How to compute the value of $\sum\limits_{n= 0}^\infty \frac{n^2}{n!}$ ?
I started with the ratio test which told me that it converges but I don't know to what value it converges.

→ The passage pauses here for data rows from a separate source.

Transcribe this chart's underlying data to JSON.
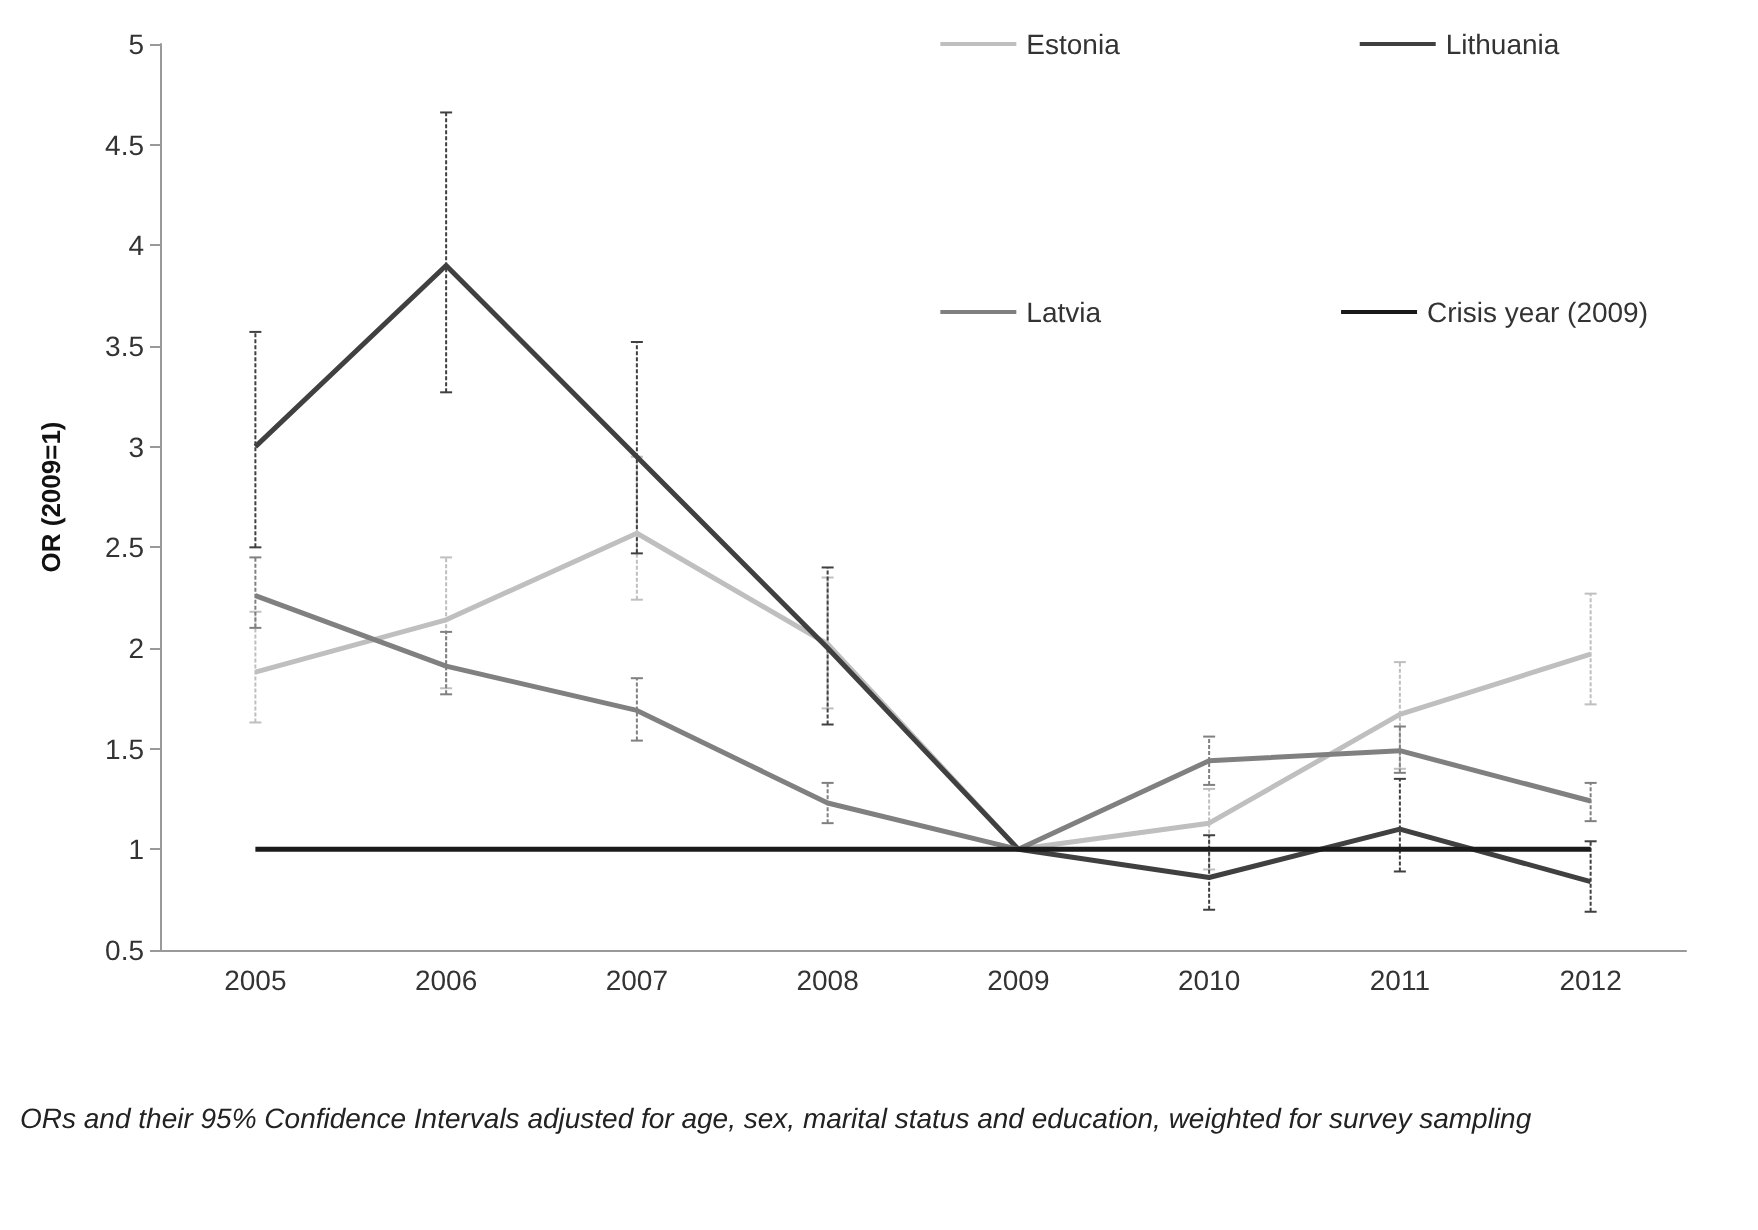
{
  "chart_data": {
    "type": "line",
    "ylabel": "OR (2009=1)",
    "categories": [
      "2005",
      "2006",
      "2007",
      "2008",
      "2009",
      "2010",
      "2011",
      "2012"
    ],
    "series": [
      {
        "name": "Estonia",
        "color": "#bfbfbf",
        "values": [
          1.88,
          2.14,
          2.57,
          2.02,
          1,
          1.13,
          1.67,
          1.97
        ],
        "errors": [
          [
            1.63,
            2.18
          ],
          [
            1.8,
            2.45
          ],
          [
            2.24,
            2.95
          ],
          [
            1.7,
            2.35
          ],
          null,
          [
            0.9,
            1.3
          ],
          [
            1.4,
            1.93
          ],
          [
            1.72,
            2.27
          ]
        ]
      },
      {
        "name": "Lithuania",
        "color": "#404040",
        "values": [
          3.0,
          3.9,
          2.95,
          2.0,
          1,
          0.86,
          1.1,
          0.84
        ],
        "errors": [
          [
            2.5,
            3.57
          ],
          [
            3.27,
            4.66
          ],
          [
            2.47,
            3.52
          ],
          [
            1.62,
            2.4
          ],
          null,
          [
            0.7,
            1.07
          ],
          [
            0.89,
            1.35
          ],
          [
            0.69,
            1.04
          ]
        ]
      },
      {
        "name": "Latvia",
        "color": "#808080",
        "values": [
          2.26,
          1.91,
          1.69,
          1.23,
          1,
          1.44,
          1.49,
          1.24
        ],
        "errors": [
          [
            2.1,
            2.45
          ],
          [
            1.77,
            2.08
          ],
          [
            1.54,
            1.85
          ],
          [
            1.13,
            1.33
          ],
          null,
          [
            1.32,
            1.56
          ],
          [
            1.38,
            1.61
          ],
          [
            1.14,
            1.33
          ]
        ]
      },
      {
        "name": "Crisis year (2009)",
        "color": "#1a1a1a",
        "values": [
          1,
          1,
          1,
          1,
          1,
          1,
          1,
          1
        ]
      }
    ],
    "ylim": [
      0.5,
      5
    ],
    "yticks": [
      0.5,
      1,
      1.5,
      2,
      2.5,
      3,
      3.5,
      4,
      4.5,
      5
    ],
    "grid": false,
    "legend": "top right",
    "marker": "none",
    "annotations": [
      "ORs and their 95% Confidence Intervals adjusted for age, sex, marital status and education, weighted for survey sampling"
    ]
  }
}
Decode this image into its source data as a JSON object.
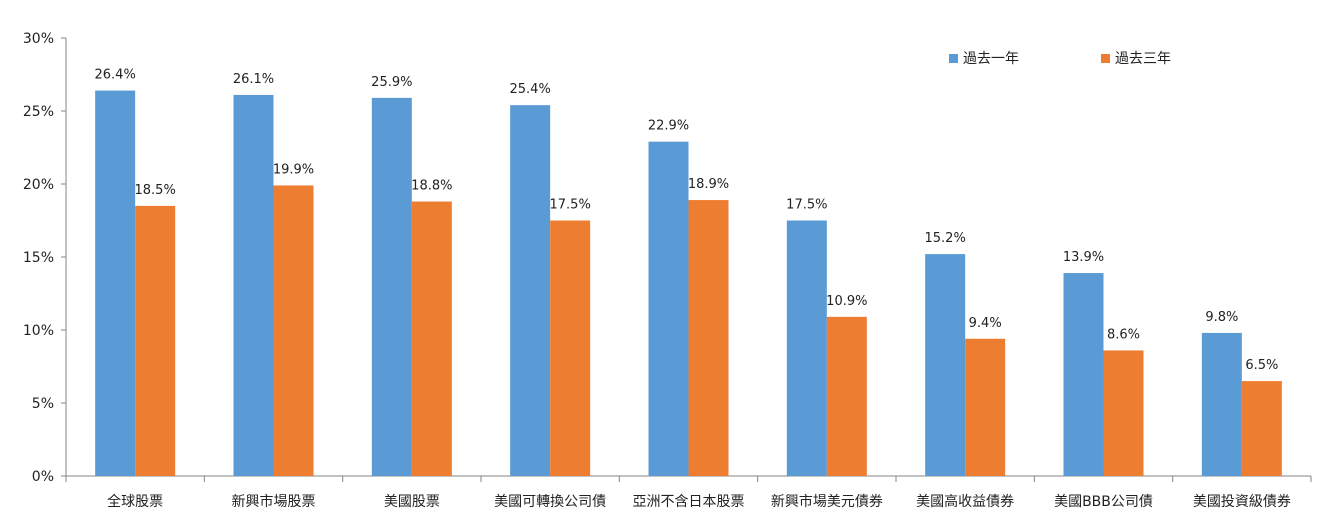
{
  "chart_data": {
    "type": "bar",
    "categories": [
      "全球股票",
      "新興市場股票",
      "美國股票",
      "美國可轉換公司債",
      "亞洲不含日本股票",
      "新興市場美元債券",
      "美國高收益債券",
      "美國BBB公司債",
      "美國投資級債券"
    ],
    "series": [
      {
        "name": "過去一年",
        "color": "#5B9BD5",
        "values": [
          26.4,
          26.1,
          25.9,
          25.4,
          22.9,
          17.5,
          15.2,
          13.9,
          9.8
        ]
      },
      {
        "name": "過去三年",
        "color": "#ED7D31",
        "values": [
          18.5,
          19.9,
          18.8,
          17.5,
          18.9,
          10.9,
          9.4,
          8.6,
          6.5
        ]
      }
    ],
    "ylim": [
      0,
      30
    ],
    "yticks": [
      0,
      5,
      10,
      15,
      20,
      25,
      30
    ],
    "value_suffix": "%",
    "title": "",
    "xlabel": "",
    "ylabel": "",
    "grid": false,
    "legend_position": "top-right"
  }
}
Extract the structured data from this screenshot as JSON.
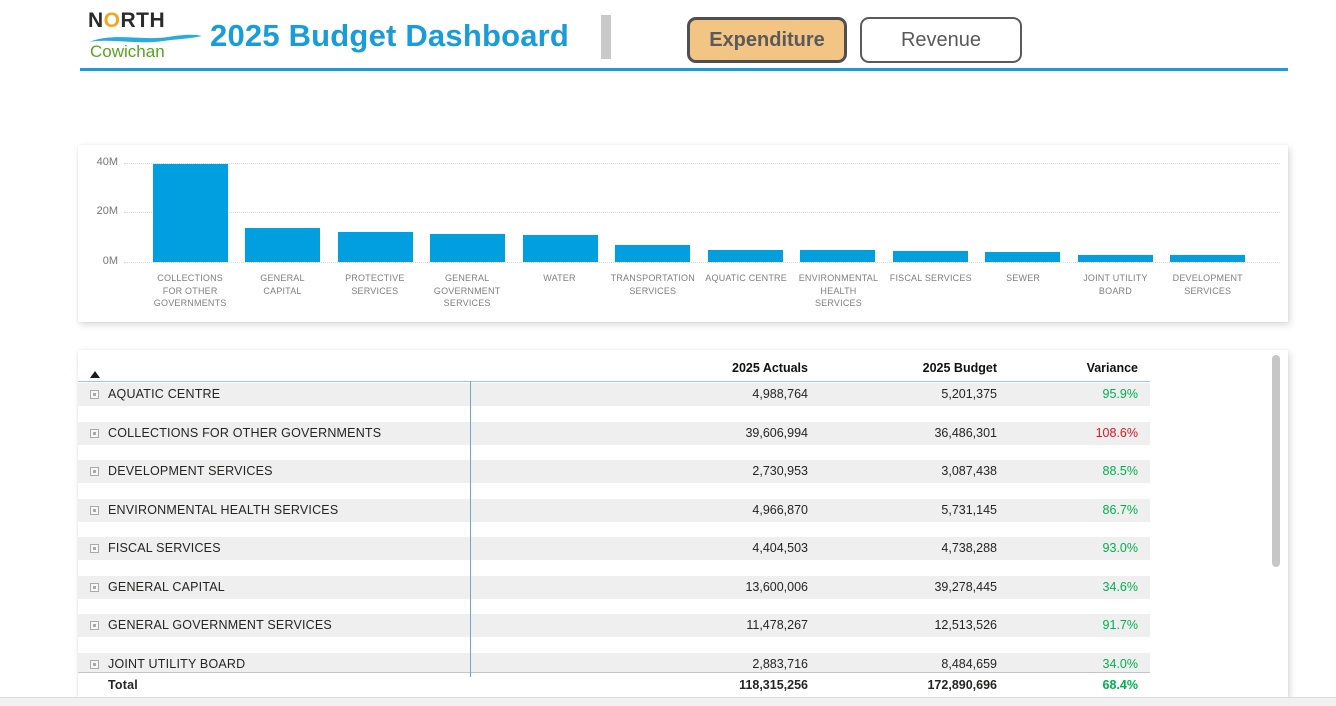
{
  "header": {
    "logo": {
      "top_n": "N",
      "top_o": "O",
      "top_rest": "RTH",
      "bottom": "Cowichan"
    },
    "title": "2025 Budget Dashboard",
    "buttons": [
      {
        "label": "Expenditure",
        "active": true
      },
      {
        "label": "Revenue",
        "active": false
      }
    ],
    "accent_color": "#1a9cd8",
    "active_button_bg": "#f2c584"
  },
  "chart_data": {
    "type": "bar",
    "title": "",
    "xlabel": "",
    "ylabel": "",
    "unit": "millions",
    "ylim": [
      0,
      40
    ],
    "y_ticks": [
      "40M",
      "20M",
      "0M"
    ],
    "grid": "dotted horizontal",
    "legend": "none",
    "bar_color": "#019fdf",
    "categories": [
      "COLLECTIONS FOR OTHER GOVERNMENTS",
      "GENERAL CAPITAL",
      "PROTECTIVE SERVICES",
      "GENERAL GOVERNMENT SERVICES",
      "WATER",
      "TRANSPORTATION SERVICES",
      "AQUATIC CENTRE",
      "ENVIRONMENTAL HEALTH SERVICES",
      "FISCAL SERVICES",
      "SEWER",
      "JOINT UTILITY BOARD",
      "DEVELOPMENT SERVICES"
    ],
    "values": [
      39.6,
      13.6,
      12.0,
      11.5,
      11.0,
      6.8,
      5.0,
      5.0,
      4.4,
      4.2,
      2.9,
      2.7
    ]
  },
  "table": {
    "columns": {
      "actuals": "2025 Actuals",
      "budget": "2025 Budget",
      "variance": "Variance"
    },
    "sort": "ascending",
    "variance_colors": {
      "under": "#00b050",
      "over": "#e81123"
    },
    "rows": [
      {
        "name": "AQUATIC CENTRE",
        "actuals": "4,988,764",
        "budget": "5,201,375",
        "variance": "95.9%",
        "status": "under"
      },
      {
        "name": "COLLECTIONS FOR OTHER GOVERNMENTS",
        "actuals": "39,606,994",
        "budget": "36,486,301",
        "variance": "108.6%",
        "status": "over"
      },
      {
        "name": "DEVELOPMENT SERVICES",
        "actuals": "2,730,953",
        "budget": "3,087,438",
        "variance": "88.5%",
        "status": "under"
      },
      {
        "name": "ENVIRONMENTAL HEALTH SERVICES",
        "actuals": "4,966,870",
        "budget": "5,731,145",
        "variance": "86.7%",
        "status": "under"
      },
      {
        "name": "FISCAL SERVICES",
        "actuals": "4,404,503",
        "budget": "4,738,288",
        "variance": "93.0%",
        "status": "under"
      },
      {
        "name": "GENERAL CAPITAL",
        "actuals": "13,600,006",
        "budget": "39,278,445",
        "variance": "34.6%",
        "status": "under"
      },
      {
        "name": "GENERAL GOVERNMENT SERVICES",
        "actuals": "11,478,267",
        "budget": "12,513,526",
        "variance": "91.7%",
        "status": "under"
      },
      {
        "name": "JOINT UTILITY BOARD",
        "actuals": "2,883,716",
        "budget": "8,484,659",
        "variance": "34.0%",
        "status": "under"
      }
    ],
    "total": {
      "name": "Total",
      "actuals": "118,315,256",
      "budget": "172,890,696",
      "variance": "68.4%",
      "status": "under"
    }
  }
}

I realized I only know how to calculate the limit of a power/geometric series.
\begin{eqnarray} \sum_{n=0}^\infty\frac{n^2}{n!}&=&\sum_{n=1}^\infty\frac{n^2}{n!}=\sum_{n=1}^\infty\frac{n}{(n-1)!}=\sum_{n=0}^\infty\frac{n+1}{n!} =\sum_{n=0}^\infty\frac{n}{n!}+\sum_{n=0}^\infty\frac{1}{n!}=\sum_{n=1}^\infty\frac{n}{n!}+e\\ &=&e+\sum_{n=1}^\infty\frac{1}{(n-1)!}=e+\sum_{n=0}^\infty\frac{1}{n!}=e+e=2e \end{eqnarray}
Note that, for every $n\geqslant2$, $$\frac{n^2}{n!}=\frac{n(n-1)+n}{n!}=\frac1{(n-2)!}+\frac1{(n-1)!},$$ ...and watch out for the small $n$ cases.
Hint:
I hope this helps $\ddot\smile$
The idea for $$\frac{n^r+b_{r-1}n^{r-1}+\cdots+b_1\cdot n}{n!},$$ we can set this to $$\frac{n(n-1)\cdots(n-r+1)+a_{r-1}\cdot n(n-1)\cdots(n-r+2)+\cdots+a_2n(n-1)+a_1\cdot n+a_0}{n!}$$
$$\frac1{(n-r)!}+\frac{a_{r-2}}{(n-r+1)!}+\frac{a_1}{(n-2)!}+\frac{a_1}{(n-1)!}+\frac{a_0}{(n)!}$$
where the arbitrary constants $a_is,0\le i\le r-2$ can be found comapring the coefficients of the different powers of $n$
Here let $$\frac{n^2}{n!}=\frac{a_0+a_1n+a_2n(n-1)}{n!}=\frac{a_0}{n!}+\frac{a_1}{(n-1)!}+\frac{a_2}{(n-2)!}$$
$$\implies n^2=a_0+n(a_1-a_2)+a_2n^2$$
$$\implies a_2=1,a_1-a_2=0\iff a_1=a_2,a_0=0$$
So, we have $$\sum_{n=0}^{\infty}\frac{n^2}{n!}=\sum_{n=0}^{\infty}\frac1{(n-1)!}+\sum_{n=0}^{\infty}\frac1{n!}=\sum_{n=1}^{\infty}\frac1{(n-1)!}+\sum_{n=0}^{\infty}\frac1{n!}$$ as $\displaystyle\frac1{(-1)!}=0$
Now, observe that each summand is $e$(exponential 'e')